State Policymakers Should Raise the CalWORKs Income Limit by Increasing the Earned-Income Disregard and Tying the Disregard to Inflation

During and after the Great Recession, state leaders made cuts to the CalWORKs program that undermined economic security for families with very low incomes. In recent years, policymakers have begun to reinvest in the program by boosting the value of CalWORKs grants. California’s leaders should continue to invest in CalWORKs by also increasing the earned-income disregard to better reflect changes made to the state minimum wage. An increase to the disregard would raise the income limit without penalizing parents for working more hours, especially for minimum-wage earners. Furthermore, to keep the disregard from losing value in the future, policymakers should ensure that the EID is increased annually to keep pace with inflation.

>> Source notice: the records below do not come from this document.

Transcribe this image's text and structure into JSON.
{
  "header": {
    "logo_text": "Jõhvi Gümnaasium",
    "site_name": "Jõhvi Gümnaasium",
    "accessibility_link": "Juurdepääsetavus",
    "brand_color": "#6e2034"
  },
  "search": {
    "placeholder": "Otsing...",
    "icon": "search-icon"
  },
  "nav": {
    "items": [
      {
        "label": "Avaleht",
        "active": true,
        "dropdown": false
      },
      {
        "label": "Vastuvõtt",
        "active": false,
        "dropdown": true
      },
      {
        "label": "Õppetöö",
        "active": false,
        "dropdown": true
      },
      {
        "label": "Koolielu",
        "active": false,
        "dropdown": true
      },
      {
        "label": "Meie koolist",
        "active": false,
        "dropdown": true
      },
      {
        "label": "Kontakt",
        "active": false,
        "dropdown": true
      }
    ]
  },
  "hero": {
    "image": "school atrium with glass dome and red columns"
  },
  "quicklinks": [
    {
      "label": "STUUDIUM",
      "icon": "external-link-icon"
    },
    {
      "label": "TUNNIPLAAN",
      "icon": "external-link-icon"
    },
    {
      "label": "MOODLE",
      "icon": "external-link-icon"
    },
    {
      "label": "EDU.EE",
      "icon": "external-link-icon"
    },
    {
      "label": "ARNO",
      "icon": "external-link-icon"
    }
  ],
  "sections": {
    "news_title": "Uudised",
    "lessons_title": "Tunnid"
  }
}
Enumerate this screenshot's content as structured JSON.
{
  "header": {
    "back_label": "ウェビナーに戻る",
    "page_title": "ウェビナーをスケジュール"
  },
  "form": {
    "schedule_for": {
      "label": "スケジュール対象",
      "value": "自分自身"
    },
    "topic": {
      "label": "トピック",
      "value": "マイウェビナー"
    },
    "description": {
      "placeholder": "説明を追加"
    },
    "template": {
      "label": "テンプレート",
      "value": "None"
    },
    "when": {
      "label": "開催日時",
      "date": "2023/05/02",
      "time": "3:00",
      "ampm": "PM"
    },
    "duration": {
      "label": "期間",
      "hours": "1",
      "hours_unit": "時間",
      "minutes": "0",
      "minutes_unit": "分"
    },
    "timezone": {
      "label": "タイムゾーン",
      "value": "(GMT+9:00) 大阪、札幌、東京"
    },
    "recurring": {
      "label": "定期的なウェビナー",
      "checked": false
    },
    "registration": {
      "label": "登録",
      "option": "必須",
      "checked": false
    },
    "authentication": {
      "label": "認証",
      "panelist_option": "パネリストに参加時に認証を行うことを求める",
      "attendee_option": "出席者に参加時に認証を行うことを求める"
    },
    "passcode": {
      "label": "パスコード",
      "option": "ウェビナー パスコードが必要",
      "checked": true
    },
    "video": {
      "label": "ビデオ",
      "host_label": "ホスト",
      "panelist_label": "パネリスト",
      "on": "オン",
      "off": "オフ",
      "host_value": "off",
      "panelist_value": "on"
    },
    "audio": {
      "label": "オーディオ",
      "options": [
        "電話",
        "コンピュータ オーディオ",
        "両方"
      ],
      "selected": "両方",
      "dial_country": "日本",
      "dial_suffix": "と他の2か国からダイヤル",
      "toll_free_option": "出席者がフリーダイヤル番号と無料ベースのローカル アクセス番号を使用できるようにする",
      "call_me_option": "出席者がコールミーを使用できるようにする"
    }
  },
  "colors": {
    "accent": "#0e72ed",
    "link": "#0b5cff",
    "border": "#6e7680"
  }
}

Esi Hutchful prepared this Issue Brief. The Budget Center was established in 1995 to provide Californians with a source of timely, objective, and accessible expertise on state fiscal and economic policy issues. The Budget Center engages in independent fiscal and policy analysis and public education with the goal of improving public policies affecting the economic and social well-being of low- and middle-income Californians. General operating support for the Budget Center is provided by foundation grants, subscriptions, and individual contributions. Support for this Issue Brief was provided by First 5 California.

[1]Legislative Analyst’s Office, The 2018-19 Budget: Analysis of the Health and Human Services Budget (February 16, 2018).

[2] For example, if a single mother with two children earns $500 a month, the first $225 she earned that month would not count towards the calculation of her grant, leaving $275. Then, half of that ($137.5) would be subtracted from the grant. The $225 disregard was reduced to $112 in 2011-12 but restored the year after. See Legislative Analyst’s Office, Review of CalWORKs Changes in the 2012-13 Budget (March 13, 2013), p. 7.

[3] Alissa Anderson and Esi Hutchful, CalWORKs Grants Continue to Fall Short as Rents Keep Rising (California Budget & Policy Center: March 2018).

[4] If the earned-income disregard had been adjusted for inflation each year since 1997-98, the annualized CalWORKs income limit would be $25,858 in 2019-20. The hourly wage equivalent would be $12.43 an hour.

[5] Unless otherwise exempt, single parents must spend on average 30 hours a week each month engaged in welfare-to-work activities if they have a child over age 6 or 20 hours per week each month if the child is under age 6. Welfare-to-work activities include unsubsidized and subsidized employment, job training, and other activities to help participants with employment.  See California Department of Social Services, CalWORKs Annual Summary: February 2018 (February 2018), p. xv.